How does that saying go? Save me, Jesus, from your followers?
One could argue that the conservative tradition needs the same kind of help.
The roots of the current culture war aren’t hard to find. I’ve written previously about a class-based campaign that goes back more than three decades, to the days of Ronald Reagan and Margaret Thatcher; while that campaign’s being fought on many fronts, it’s especially instructive to watch the ways it’s playing out in present-day Canada.

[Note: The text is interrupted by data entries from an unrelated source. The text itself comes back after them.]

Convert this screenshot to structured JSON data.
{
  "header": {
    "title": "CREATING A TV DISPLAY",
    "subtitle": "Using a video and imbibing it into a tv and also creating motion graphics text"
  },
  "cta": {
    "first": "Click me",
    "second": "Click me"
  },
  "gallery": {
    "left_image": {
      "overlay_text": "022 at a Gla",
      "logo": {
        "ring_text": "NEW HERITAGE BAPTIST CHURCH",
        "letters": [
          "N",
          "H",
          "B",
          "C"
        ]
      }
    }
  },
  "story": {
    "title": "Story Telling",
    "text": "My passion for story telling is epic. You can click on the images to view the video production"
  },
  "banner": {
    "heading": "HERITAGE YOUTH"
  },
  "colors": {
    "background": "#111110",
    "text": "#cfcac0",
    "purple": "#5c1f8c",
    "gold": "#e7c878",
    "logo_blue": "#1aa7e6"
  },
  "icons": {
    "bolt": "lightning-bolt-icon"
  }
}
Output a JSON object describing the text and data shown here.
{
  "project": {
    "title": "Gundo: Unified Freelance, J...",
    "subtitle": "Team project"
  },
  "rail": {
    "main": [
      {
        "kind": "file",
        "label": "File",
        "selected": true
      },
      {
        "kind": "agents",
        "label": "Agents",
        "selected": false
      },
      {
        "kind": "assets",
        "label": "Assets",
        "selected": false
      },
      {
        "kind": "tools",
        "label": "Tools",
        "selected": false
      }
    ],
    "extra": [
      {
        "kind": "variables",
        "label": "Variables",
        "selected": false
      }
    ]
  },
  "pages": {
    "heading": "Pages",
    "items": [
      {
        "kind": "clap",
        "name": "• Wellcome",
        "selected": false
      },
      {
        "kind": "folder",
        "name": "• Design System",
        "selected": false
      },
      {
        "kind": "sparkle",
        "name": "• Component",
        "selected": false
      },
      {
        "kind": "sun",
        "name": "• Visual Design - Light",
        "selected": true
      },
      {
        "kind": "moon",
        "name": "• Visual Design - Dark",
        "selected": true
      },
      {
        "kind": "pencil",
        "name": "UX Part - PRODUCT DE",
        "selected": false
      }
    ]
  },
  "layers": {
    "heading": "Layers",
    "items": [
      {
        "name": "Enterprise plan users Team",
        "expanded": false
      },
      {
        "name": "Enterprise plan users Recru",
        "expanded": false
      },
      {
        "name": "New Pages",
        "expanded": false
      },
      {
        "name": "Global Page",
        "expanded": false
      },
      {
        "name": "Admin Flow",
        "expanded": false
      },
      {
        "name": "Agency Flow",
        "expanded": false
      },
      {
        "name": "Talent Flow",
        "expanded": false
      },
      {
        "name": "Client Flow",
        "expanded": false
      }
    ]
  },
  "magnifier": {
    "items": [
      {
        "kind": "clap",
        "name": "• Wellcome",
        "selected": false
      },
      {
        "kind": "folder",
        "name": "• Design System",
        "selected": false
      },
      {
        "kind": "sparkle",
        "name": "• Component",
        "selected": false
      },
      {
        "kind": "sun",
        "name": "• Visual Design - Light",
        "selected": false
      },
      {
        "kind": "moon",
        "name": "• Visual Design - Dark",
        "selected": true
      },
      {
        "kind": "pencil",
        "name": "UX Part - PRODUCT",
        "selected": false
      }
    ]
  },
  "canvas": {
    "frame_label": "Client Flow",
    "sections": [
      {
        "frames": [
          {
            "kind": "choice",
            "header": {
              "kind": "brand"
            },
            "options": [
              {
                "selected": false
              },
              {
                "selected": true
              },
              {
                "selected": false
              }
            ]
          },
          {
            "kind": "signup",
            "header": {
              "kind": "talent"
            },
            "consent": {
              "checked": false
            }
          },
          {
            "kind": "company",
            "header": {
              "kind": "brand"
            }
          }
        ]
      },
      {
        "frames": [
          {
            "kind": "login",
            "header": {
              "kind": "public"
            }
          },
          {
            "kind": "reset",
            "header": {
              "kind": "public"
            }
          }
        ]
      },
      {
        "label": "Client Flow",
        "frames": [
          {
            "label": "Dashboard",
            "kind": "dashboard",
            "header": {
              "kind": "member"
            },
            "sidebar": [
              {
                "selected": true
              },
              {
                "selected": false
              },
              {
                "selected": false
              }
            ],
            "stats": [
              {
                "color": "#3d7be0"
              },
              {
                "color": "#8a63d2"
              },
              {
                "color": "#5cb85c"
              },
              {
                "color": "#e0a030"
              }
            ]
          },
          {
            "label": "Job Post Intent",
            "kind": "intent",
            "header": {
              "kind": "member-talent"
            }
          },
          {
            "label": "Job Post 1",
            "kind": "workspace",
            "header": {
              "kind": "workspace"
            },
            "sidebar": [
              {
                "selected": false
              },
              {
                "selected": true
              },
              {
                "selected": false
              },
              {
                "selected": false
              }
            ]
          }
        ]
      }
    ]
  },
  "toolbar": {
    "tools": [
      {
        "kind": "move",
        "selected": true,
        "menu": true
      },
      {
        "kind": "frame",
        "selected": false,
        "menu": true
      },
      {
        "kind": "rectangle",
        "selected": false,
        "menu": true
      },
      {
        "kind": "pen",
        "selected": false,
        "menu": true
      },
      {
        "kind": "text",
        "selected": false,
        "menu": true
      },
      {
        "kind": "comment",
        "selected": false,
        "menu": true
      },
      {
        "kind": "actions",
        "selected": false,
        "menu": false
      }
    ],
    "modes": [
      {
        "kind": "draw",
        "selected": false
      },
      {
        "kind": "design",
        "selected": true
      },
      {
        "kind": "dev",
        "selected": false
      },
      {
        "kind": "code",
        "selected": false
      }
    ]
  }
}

On his site last week, Dan Gardner wrote about the Harper Government’s seeming disdain for parliamentary convention and the quaint tradition of treating one’s oppenents respectfully while maintaining one’s disagreement with them. An excerpt:
As Conservative strategist Rod Love told author Lawrence Martin, Harper and other Reformers seethed – and rightly so – at the way the Chrétien-era Liberals framed them as the lunatic fringe. “Others got over it,” Love observes in Martin’s book Harperland.
“Harper? It was just burned in his psyche. So when he came to power it was payback time. This wasn’t just about going after someone in the Commons in the day, then going out for a beer at night. This was about destruction.”
The same description surfaces over and over. Stephen Harper doesn’t want to beat the other side; he wants to destroy them. They’re not opponents; they’re the enemy. As for the depth of his ideological feelings, the prime minister’s colleagues use the word “hatred” to describe his antipathy to liberalism.
When politics is everything, when opponents are enemies, when there’s hatred in your belly, certain things follow. Ruthlessness, for one. Personal attacks. A refusal to accept the legitimacy of different views and to work with those who hold them.
I’ve wondered for some time why Lawrence Martin isn’t on the Tweeter, but moving on …
That quaint tradition I’m referring to isn’t just a matter of breeding or good manners. It’s part of the foundation for civil discourse and a healthy public sphere. Winning back the words demands that we stand against those who would strip words of their meanings and repurpose them for other ends. And one of those words, believe it or not, is “conservatism.”
I never thought I’d be citing David Frum approvingly, but in a recent piece for New York, he argued:
Rather than workable solutions, my party is offering low taxes for the currently rich and high spending for the currently old, to be followed by who-knows-what and who-the-hell-cares. This isn’t conservatism; it’s a going-out-of-business sale for the baby-boom generation.
… The conservative shift to ever more extreme, ever more fantasy-based ideology has ominous real-world consequences for American society. The American system of government can’t work if the two sides wage all-out war upon each other …
I’m reminded of what they say about stopped clocks, but never mind that just now.
Back to first principles: You don’t have to advocate or identify with conservatism in order to recognize it as an honourable and worthwhile tradition. If it means identifying the best and most valuable aspects of our history and tradition, and working to defend and preserve those aspects, then I’m all for it. Once again, I’ll cite Edmund Burke:
Back again to Stephen Harper’s determination to remake the country in his own image.
Whatever this is, it isn’t conservatism. Certainly not in the tradition of Conservatives such as Bill Davis, Joe Clark, David Crombie, Dalton Camp, Flora MacDonald, or any number of decent and honourable people who’ve carried the Tory label. Above all else, we need to be vigilant about the word and its meaning. If Harper and his people want to rewrite the national narrative, that’s up to them, but we owe it to ourselves to demand nothing less than clarity and intellectual honesty from them as well as from ourselves.